Operators and Indexes
module:: greenplumpython
Indexes are essential for fast data searching.
With indexes, we can retrieve rows we want by scanning the index, rather than the entire dataframe. As a result, when the dataframe is large, the amount of data to be scanned is typically much smaller with an index.
In pandas, a DataFrame
or Series
can have only one index. This
means that we can do index scan based on one column. While for other columns,
we will have to go through all rows. This can be rather inefficient.
Backed by database systems, GreenplumPython overcomes this limitation by allowing the creation of
multiple indexes, each for one set of columns, and
multiple types of indexes for same set of columns, each for one order.
In this way, we can search a GreenplumPython’s dataframe with index scan, on more than one column set in more than one order.
For example, a dataframe containing AI-generated embeddings may contain
a column of IDs and
a column of vectors.
We can search for embeddings by either IDs or vectors using index scan after creating an index on the ID column and another index on the vector column.
As another example, suppose we want to search for Approximate Nearest Neighbors for a given vector based on not only cosine similarity, but also L_2 distance. We can create two indexes on the vector column, each for one similarity metric.
How to search a dataframe with index is defined by a set of operators on the
indexed columns. For example, when scanning a B-tree index, relational
operators, such as >
, <
, and =
, are required for
comparing two values. These operators are encapsulated as an operator class.
Different data types have different operator classes for an index. For example,
integers and floats are compared in different ways. Even for the same data type,
we can change how two values are compared by changing the operator class.

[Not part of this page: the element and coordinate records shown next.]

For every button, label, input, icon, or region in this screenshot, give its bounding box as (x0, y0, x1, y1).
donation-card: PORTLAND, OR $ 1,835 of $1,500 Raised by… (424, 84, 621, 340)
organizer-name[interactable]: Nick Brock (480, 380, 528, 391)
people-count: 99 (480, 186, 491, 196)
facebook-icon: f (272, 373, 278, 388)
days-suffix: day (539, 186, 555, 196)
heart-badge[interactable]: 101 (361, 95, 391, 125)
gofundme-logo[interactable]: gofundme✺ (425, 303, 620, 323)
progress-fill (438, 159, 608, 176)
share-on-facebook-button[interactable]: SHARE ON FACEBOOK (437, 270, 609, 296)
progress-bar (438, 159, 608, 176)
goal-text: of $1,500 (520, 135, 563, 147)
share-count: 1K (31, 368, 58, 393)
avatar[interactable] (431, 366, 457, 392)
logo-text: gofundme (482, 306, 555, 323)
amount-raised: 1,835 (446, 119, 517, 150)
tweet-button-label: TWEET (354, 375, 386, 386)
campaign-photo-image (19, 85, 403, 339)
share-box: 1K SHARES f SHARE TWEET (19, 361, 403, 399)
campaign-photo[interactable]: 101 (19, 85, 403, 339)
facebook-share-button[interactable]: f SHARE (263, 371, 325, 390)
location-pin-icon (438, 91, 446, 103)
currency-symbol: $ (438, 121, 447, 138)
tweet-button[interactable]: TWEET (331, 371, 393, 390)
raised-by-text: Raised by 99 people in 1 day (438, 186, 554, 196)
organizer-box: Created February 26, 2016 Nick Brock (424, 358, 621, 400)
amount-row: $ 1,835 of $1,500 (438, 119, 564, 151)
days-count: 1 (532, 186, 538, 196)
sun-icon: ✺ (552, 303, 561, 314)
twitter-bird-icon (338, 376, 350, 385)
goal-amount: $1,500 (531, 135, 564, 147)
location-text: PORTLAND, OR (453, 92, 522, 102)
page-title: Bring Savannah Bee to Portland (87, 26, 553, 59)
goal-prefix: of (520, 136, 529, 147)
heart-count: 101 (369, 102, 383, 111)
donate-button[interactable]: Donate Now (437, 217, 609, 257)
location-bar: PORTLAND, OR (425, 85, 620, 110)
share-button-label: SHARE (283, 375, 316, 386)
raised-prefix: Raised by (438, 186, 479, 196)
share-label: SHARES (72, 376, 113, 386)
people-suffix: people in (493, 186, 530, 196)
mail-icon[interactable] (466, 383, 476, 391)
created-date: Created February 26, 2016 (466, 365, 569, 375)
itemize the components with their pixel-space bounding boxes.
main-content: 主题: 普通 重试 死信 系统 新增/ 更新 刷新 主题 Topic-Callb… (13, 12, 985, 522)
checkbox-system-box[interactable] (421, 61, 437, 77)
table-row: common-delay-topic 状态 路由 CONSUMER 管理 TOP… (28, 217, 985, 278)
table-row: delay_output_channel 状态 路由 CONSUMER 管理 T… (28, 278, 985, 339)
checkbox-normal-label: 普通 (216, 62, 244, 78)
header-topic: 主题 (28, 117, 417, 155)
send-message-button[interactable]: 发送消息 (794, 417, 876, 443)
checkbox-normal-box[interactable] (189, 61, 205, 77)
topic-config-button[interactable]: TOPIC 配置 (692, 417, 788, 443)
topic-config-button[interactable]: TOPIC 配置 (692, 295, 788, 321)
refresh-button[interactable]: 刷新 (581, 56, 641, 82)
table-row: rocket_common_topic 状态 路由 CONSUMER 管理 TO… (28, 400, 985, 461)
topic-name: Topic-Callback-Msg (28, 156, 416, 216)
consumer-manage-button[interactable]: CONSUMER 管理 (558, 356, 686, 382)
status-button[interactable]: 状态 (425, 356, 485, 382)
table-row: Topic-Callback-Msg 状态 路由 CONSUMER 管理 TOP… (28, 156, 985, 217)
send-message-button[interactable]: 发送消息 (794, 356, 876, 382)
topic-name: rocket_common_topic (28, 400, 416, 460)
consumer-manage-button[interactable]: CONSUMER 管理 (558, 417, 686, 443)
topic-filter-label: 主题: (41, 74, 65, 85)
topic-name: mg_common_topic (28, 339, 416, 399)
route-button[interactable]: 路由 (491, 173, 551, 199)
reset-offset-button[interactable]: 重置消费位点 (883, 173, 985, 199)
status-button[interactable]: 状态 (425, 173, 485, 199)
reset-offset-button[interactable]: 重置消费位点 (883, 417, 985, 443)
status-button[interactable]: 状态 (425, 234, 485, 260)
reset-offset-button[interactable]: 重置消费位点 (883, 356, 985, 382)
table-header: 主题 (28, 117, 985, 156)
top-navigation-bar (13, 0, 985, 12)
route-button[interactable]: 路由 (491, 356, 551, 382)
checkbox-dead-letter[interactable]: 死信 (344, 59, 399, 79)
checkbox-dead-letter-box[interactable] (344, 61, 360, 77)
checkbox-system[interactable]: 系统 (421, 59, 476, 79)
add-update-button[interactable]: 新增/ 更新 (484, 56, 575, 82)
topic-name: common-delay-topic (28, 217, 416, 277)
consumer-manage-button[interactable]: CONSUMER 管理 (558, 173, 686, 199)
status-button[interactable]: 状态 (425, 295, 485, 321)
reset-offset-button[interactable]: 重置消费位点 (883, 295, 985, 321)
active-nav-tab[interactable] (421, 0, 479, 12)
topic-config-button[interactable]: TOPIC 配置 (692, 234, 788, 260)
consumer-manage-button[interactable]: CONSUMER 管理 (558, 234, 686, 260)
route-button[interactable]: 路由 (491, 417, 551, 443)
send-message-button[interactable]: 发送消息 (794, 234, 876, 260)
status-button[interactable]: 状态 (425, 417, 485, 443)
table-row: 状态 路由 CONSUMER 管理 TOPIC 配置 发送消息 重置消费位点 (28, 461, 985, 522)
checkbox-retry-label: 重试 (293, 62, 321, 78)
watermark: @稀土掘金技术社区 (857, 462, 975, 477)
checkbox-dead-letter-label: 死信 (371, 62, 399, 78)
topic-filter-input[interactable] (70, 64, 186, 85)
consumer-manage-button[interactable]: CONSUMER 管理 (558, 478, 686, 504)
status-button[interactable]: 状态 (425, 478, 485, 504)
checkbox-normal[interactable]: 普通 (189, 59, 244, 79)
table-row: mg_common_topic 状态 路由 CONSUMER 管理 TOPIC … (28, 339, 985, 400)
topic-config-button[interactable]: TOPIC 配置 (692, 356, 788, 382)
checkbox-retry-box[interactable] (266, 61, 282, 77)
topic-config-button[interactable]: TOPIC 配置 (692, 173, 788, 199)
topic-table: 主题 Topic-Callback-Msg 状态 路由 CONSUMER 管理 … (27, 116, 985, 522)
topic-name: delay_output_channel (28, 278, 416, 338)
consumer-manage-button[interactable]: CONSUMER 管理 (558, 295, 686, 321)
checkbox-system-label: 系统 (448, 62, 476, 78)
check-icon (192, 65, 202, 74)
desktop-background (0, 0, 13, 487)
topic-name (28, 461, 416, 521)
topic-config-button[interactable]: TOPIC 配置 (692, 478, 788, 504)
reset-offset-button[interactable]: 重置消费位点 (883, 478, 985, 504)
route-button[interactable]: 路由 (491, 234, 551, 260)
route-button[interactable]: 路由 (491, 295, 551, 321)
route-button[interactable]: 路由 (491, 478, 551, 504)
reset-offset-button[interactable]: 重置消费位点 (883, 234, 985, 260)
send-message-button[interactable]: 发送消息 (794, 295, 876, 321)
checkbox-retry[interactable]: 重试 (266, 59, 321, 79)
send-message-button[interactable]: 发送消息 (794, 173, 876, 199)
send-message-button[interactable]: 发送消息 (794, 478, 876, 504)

Since indexes depend on operators to work, to use index scan, we need to specify
the filering predicate in the []
operator and where()
with operators when doing comparison or computing similarity. To ease the use of
operators in database,
for Python’s built-in operators, we map it to the database operators of the same name, and
for others that do not have a built-in equivalence, we can use the
operator()
function to map a database operator to a PythonCallable
. Calling the Python function will apply the operator.
- class op.Operator
Bases:
object
Represents an operator in database.
As a Python object, an
Operator
can be called like a function. This is because unlike SQL, Python does not support defining new operators.When an
Operator
is called, the corresponding operator in database will be applied.